The set-up has all it could possibly need to fire-up its brash formula of action, adventure and intrigue: a crack team of commandoes sent to pluck a captured general from, you got it, an impregnable Nazi fortress stuck on the stop of an icy mountain accessed only by a cable car. Imagine the possibilities! Brian G. Hutton does, and rustles up some unforgettable stuntwork — the spectacular leap between cable cars has enflamed schoolboy imaginations and be instantly recalled long into adult . As a mission movie it has a keen atmosphere and a striking cast: Richard Burton gets most of the juicy, Eastwood just looks great in a stolen Nazi uniform, while good salts like Michael Horden and Patrick Wymark and fetching Ingrid Pitt fill out the requisite host of characters.

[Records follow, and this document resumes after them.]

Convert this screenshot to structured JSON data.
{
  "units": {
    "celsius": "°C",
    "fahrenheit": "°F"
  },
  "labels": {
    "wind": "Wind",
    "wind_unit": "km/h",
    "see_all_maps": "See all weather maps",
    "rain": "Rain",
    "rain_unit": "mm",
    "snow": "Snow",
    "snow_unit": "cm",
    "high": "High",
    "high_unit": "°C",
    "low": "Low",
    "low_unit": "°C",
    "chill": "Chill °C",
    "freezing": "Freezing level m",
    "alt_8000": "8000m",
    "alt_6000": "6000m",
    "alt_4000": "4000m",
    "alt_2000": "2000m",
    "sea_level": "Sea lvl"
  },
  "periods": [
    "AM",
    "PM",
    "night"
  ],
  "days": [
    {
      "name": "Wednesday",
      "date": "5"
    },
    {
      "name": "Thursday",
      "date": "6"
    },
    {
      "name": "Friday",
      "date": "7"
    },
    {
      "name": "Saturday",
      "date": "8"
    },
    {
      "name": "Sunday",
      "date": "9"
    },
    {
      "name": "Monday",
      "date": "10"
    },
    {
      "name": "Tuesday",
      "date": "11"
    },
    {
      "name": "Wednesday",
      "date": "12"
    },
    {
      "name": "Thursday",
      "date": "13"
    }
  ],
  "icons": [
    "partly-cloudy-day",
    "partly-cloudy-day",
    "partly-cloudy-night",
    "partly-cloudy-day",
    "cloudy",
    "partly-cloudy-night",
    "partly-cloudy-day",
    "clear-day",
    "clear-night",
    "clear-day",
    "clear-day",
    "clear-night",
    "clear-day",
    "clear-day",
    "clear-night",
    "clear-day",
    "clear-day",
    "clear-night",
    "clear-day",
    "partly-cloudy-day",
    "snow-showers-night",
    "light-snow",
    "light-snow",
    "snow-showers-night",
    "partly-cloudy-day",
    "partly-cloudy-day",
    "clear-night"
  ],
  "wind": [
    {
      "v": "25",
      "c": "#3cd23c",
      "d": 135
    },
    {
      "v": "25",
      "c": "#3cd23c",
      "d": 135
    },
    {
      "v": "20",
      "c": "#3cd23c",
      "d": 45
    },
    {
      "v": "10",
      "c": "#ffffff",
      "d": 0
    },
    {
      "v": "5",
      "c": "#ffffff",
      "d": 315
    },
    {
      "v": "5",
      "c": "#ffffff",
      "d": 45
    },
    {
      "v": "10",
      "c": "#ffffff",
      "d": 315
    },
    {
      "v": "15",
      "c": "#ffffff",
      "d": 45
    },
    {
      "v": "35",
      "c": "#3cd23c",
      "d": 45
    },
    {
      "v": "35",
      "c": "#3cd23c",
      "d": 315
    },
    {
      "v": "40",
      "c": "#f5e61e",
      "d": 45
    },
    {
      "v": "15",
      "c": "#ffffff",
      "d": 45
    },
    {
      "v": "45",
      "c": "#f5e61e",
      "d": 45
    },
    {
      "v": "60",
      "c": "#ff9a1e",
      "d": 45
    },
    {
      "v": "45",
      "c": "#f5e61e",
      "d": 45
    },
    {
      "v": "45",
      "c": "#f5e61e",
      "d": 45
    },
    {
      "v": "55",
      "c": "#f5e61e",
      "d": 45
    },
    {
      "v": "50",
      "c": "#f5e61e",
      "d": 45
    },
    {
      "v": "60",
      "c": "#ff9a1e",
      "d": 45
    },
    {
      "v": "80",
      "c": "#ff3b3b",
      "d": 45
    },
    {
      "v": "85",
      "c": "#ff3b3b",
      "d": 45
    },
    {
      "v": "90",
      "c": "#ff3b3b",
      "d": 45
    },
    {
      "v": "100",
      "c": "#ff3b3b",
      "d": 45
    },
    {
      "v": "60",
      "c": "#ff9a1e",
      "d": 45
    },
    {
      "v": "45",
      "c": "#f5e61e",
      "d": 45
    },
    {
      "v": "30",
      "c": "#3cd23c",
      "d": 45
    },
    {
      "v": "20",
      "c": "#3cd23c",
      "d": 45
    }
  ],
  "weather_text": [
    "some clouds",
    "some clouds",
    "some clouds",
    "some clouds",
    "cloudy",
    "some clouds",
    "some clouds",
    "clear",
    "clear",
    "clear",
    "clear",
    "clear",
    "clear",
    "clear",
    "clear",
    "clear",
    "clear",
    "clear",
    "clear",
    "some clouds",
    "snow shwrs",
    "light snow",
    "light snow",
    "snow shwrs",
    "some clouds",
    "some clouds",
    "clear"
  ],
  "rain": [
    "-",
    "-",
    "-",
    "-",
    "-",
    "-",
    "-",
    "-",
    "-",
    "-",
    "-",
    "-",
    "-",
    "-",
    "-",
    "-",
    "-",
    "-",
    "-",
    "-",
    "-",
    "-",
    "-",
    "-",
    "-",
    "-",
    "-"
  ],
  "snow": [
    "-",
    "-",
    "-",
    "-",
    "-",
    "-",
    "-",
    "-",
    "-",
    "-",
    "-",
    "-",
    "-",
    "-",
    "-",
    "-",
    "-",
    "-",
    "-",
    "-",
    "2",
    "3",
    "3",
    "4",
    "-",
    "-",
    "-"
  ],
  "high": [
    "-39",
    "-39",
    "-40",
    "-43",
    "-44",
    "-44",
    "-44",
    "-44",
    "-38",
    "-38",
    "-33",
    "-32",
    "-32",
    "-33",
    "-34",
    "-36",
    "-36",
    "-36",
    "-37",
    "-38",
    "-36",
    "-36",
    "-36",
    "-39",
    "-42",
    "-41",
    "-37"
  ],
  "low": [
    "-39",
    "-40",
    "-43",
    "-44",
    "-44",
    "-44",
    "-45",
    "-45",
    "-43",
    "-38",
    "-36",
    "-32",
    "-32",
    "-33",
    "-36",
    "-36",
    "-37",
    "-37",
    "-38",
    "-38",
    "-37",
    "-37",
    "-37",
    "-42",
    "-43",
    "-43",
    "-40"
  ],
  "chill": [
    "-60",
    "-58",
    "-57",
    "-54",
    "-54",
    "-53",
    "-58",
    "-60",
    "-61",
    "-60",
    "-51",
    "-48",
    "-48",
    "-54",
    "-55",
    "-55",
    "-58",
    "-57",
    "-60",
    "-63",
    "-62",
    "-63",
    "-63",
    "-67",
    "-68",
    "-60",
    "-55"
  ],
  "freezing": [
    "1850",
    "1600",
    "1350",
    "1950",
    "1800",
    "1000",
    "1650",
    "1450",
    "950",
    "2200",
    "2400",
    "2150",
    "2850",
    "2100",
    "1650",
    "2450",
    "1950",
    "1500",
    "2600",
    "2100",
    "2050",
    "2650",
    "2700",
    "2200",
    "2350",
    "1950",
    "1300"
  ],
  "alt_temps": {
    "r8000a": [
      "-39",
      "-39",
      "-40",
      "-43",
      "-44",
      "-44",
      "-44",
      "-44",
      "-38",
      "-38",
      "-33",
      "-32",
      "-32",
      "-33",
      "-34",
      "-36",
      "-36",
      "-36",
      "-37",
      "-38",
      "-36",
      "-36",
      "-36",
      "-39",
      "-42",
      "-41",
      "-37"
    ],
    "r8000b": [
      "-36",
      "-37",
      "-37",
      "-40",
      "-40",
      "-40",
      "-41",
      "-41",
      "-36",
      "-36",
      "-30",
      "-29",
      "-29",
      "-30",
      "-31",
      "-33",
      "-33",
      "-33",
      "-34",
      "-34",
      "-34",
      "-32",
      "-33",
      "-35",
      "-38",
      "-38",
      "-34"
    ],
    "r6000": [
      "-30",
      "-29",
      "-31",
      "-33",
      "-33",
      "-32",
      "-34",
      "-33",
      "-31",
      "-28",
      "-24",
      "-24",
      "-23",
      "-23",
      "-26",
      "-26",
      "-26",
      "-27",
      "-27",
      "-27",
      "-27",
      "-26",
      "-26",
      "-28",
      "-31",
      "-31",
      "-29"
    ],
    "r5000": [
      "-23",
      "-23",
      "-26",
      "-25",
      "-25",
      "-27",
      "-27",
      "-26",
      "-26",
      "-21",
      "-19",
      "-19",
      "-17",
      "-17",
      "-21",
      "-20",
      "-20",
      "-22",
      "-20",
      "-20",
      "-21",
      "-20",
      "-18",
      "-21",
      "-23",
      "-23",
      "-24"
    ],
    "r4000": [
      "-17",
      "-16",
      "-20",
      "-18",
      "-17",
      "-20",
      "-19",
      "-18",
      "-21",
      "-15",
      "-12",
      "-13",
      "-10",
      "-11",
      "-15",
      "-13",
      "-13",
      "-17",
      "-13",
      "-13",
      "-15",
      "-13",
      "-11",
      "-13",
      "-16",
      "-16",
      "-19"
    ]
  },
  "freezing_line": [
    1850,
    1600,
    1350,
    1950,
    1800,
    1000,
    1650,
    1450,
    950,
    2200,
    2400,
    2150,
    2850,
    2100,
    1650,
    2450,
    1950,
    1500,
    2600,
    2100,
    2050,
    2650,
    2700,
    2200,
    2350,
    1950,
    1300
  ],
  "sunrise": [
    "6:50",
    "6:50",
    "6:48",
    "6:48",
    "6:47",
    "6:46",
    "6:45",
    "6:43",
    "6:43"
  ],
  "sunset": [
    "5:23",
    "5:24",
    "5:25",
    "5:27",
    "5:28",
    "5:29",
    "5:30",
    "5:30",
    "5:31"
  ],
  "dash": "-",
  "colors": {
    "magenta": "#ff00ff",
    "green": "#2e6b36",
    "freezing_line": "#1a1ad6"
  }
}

Where the film has become so famously confusing is in its cacophony of subplots and reversals — Burton’s tricky major must swap sides fifteen times. Their quarry, the American general, has the plans for D-Day in his head that must not fall into German hands (is it easier to kill than rescue him?), then there is a rat in their camp (why-oh-why?), and what is sneaky Mary Ure doing parachuting in after the main team (apart from for some sexual tension)? All this requires reams of boggy exposition to be reeled off by Burton during a hilarious if pace-murdering sequence, and the real secret behind the whole mission just makes you want to throw bricks at the screen. You’ve had a rare old time getting there, though.